Ten minutes later, they were seated in a corner of the deli with sandwiches, bags of chips and sodas. The person who had taken their orders, whom Cassie had introduced as the owner of the family-owned and -operated business, had given her lunch companion an exaggerated wink and pointed them toward the partially hidden corner table. Cassie took a long pull of her drink and sighed. “There’s really nothing so good as a Diet Coke. I know it’s bad and chemicals and blah blah blah. I could probably recite the spiel by heart now. Trey’s forever giving me crap about soda.”

It was one of the tidbits Aileen the reporter would have loved to hear. She could have created an entire fluff piece on players and their drinks of choice. But she was supposed to be Aileen the friend now. She nodded and held up her own matching soda. “Cheers for better living through caffeine.”

Cassie laughed and tapped her paper cup to Aileen’s.

“I’m glad you asked me out,” Aileen said after a minute of quiet eating. “I don’t get to do this often.”

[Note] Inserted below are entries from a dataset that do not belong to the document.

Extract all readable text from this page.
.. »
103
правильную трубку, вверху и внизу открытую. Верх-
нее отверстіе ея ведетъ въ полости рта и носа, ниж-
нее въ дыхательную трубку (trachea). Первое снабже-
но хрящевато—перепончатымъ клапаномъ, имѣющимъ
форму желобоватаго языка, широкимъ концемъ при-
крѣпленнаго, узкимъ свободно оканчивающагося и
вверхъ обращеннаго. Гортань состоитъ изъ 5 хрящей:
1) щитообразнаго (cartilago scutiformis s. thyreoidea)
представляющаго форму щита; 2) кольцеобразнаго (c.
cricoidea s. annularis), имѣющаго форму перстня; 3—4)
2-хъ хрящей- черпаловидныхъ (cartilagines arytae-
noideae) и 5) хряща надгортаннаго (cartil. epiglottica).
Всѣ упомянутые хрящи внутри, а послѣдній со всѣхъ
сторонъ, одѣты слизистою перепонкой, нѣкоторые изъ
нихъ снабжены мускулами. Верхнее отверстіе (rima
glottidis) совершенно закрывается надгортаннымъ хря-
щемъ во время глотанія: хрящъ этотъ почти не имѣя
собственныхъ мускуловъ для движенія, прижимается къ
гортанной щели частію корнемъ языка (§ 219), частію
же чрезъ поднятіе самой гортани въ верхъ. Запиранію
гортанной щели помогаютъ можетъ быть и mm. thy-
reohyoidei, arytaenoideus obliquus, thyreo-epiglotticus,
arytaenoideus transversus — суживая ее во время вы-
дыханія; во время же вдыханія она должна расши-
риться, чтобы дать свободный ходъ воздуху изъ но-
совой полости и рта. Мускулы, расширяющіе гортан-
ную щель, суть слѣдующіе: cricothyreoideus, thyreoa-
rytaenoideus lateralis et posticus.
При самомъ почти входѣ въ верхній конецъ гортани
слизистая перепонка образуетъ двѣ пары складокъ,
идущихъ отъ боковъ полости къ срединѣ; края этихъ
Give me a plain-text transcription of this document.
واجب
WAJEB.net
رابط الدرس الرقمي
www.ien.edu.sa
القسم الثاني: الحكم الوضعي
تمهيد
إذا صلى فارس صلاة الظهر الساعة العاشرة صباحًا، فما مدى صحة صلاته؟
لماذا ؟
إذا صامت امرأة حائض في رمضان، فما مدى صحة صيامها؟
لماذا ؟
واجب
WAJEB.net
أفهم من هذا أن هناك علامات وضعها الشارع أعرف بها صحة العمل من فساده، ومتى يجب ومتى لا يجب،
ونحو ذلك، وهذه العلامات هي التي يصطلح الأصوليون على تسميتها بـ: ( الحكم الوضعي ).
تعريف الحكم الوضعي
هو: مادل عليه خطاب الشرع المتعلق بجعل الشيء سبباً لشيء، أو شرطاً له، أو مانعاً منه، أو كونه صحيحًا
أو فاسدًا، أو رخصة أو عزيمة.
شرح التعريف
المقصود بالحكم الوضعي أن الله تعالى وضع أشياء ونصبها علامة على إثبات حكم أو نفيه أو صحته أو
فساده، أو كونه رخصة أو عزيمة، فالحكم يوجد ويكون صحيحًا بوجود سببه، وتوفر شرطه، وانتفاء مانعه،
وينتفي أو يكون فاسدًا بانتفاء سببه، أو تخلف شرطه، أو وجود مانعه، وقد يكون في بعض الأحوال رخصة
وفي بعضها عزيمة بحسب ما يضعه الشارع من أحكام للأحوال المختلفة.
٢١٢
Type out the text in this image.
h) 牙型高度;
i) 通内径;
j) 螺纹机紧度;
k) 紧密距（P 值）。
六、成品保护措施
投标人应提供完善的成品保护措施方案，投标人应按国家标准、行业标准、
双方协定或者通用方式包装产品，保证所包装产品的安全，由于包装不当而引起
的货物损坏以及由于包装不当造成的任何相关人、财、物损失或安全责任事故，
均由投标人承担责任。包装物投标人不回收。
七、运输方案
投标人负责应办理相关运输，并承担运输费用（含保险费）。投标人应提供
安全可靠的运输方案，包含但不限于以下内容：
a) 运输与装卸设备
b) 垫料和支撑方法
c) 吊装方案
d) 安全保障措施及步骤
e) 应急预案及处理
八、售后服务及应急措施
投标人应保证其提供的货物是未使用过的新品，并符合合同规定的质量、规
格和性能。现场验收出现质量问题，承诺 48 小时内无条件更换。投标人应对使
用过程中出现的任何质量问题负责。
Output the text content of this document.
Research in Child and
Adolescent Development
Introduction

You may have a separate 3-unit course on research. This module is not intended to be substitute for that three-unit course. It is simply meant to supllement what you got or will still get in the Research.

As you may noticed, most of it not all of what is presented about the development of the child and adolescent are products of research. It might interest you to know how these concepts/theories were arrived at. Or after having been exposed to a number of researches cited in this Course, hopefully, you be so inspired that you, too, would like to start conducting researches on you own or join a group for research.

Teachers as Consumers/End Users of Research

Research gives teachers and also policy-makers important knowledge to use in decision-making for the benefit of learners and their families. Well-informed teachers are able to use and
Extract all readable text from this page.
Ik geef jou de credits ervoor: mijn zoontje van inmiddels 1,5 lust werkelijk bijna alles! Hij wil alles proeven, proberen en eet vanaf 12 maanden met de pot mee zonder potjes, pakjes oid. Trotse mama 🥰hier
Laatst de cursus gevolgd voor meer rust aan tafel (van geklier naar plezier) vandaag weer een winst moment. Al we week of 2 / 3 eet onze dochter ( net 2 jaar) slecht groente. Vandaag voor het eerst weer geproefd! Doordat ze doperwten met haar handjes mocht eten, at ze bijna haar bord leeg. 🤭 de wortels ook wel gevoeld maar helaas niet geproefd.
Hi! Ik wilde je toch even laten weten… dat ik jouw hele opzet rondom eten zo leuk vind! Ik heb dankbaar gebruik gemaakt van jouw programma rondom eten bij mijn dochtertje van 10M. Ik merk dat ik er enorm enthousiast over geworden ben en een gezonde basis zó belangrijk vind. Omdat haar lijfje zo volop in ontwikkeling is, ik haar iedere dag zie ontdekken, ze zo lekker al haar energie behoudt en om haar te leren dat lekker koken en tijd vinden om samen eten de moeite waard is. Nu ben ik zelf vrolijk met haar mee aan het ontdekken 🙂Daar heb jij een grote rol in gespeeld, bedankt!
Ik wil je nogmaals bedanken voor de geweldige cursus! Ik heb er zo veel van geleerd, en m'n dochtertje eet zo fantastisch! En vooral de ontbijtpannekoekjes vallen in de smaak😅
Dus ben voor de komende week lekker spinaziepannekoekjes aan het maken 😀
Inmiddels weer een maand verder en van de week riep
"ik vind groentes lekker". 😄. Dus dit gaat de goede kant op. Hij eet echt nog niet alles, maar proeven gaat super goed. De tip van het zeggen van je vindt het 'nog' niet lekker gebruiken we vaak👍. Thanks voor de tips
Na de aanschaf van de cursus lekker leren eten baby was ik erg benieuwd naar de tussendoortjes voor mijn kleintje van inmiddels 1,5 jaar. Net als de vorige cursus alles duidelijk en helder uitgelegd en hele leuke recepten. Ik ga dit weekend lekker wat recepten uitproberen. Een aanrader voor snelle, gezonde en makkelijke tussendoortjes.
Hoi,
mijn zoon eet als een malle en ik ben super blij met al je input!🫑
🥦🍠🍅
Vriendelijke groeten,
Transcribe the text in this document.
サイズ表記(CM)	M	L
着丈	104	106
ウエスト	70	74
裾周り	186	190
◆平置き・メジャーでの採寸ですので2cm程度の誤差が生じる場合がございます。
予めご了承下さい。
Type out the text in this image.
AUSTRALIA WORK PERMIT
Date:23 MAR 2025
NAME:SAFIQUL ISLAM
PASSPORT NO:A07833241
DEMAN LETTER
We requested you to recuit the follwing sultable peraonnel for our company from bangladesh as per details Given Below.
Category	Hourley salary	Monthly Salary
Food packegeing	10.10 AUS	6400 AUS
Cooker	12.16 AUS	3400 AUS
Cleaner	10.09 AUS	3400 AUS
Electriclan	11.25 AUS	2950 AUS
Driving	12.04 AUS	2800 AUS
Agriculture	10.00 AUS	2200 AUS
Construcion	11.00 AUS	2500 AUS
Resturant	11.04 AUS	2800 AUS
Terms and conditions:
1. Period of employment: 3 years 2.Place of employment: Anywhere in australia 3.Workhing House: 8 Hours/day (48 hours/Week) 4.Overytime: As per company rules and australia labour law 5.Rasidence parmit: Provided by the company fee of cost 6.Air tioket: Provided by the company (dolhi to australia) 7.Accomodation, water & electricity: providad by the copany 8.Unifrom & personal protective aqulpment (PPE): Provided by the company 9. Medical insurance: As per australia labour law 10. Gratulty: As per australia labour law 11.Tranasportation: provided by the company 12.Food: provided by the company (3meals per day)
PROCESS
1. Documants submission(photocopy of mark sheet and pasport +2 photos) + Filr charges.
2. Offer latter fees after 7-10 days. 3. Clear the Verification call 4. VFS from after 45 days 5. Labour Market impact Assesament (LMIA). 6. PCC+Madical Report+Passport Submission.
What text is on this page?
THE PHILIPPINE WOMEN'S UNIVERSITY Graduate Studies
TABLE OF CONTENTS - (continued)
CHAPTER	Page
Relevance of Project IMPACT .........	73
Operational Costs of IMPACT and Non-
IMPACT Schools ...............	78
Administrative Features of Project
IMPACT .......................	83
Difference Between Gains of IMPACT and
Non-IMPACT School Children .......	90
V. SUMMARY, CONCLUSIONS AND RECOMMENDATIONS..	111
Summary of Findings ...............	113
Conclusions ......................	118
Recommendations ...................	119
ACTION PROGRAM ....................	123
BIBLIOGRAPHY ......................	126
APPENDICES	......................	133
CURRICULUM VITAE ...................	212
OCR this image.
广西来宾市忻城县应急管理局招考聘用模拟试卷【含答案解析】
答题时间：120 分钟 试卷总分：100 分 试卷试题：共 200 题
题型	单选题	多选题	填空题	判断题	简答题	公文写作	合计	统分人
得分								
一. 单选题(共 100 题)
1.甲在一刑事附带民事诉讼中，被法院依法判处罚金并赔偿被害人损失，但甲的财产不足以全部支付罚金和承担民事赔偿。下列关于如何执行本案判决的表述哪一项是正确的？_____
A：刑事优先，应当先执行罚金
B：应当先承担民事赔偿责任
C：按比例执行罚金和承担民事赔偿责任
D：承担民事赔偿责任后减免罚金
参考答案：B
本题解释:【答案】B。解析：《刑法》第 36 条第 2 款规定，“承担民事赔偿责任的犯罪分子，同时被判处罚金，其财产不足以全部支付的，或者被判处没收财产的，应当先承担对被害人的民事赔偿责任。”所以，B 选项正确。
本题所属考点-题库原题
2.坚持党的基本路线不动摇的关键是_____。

“It’s because you’re a journalist,” Cassie said bluntly. “Makes people nervous. Made me nervous, to be honest, at first. Not you specifically,” she added hastily when Aileen’s smile dimmed. “You were upfront from the beginning. I liked that. I respected that. But just the media in general. I didn’t grow up with this, like my sisters did.” She screwed up her face, her nose scrunching in a cute way. “We don’t have to do that whole ‘off the record’ junk, do we?”

Aileen laughed at that. “Let’s just assume if I don’t specifically put us on the record, we’re off. I can’t afford to alienate one of the few people I like around here.”

Cassie laughed as well. “It’s hard right now, knowing who to trust. Trey swears it will get better and we just have to push on.” She sighed and picked up a barbeque chip, then dropped it back down to the paper. “My dad’s wife is always harping about image and keeping the family’s name clean and whatever. I get it, don’t want to embarrass the family. But sometimes I just want to breathe and run around town free to do my own thing without worrying I’m going to get someone bothering me.”

It was telling she referred to Tabitha Jordan as her father’s wife, not her stepmother. “I’m not a huge fan of the stalker tactics myself. That’s why I like these stories I do now. I have everyone’s permission, there’s no secrecy, and they’re sort of fun, too. They’re fluff,” she said, dismissing their importance. Being self-deprecating about her job made it easier to handle that she wasn’t doing what she thought she’d always do . . . sideline reporting. “But people seem to like them.”

“They’re not fluff,” Cassie protested, then looked sheepish. “Okay, I mean, maybe they are. But I like them. I’ve been looking through some of your older stuff,” she admitted when Aileen raised a disbelieving brow. “After we met that first time, I checked you out. Saw some interviews, some funny little pieces. It was nice. Humanizing. And you’re right,” she added, picking up her drink and using it to gesture. “It was obvious all parties were okay with it. No taking photos from behind cars or using spy cams. That shit’s creepy.”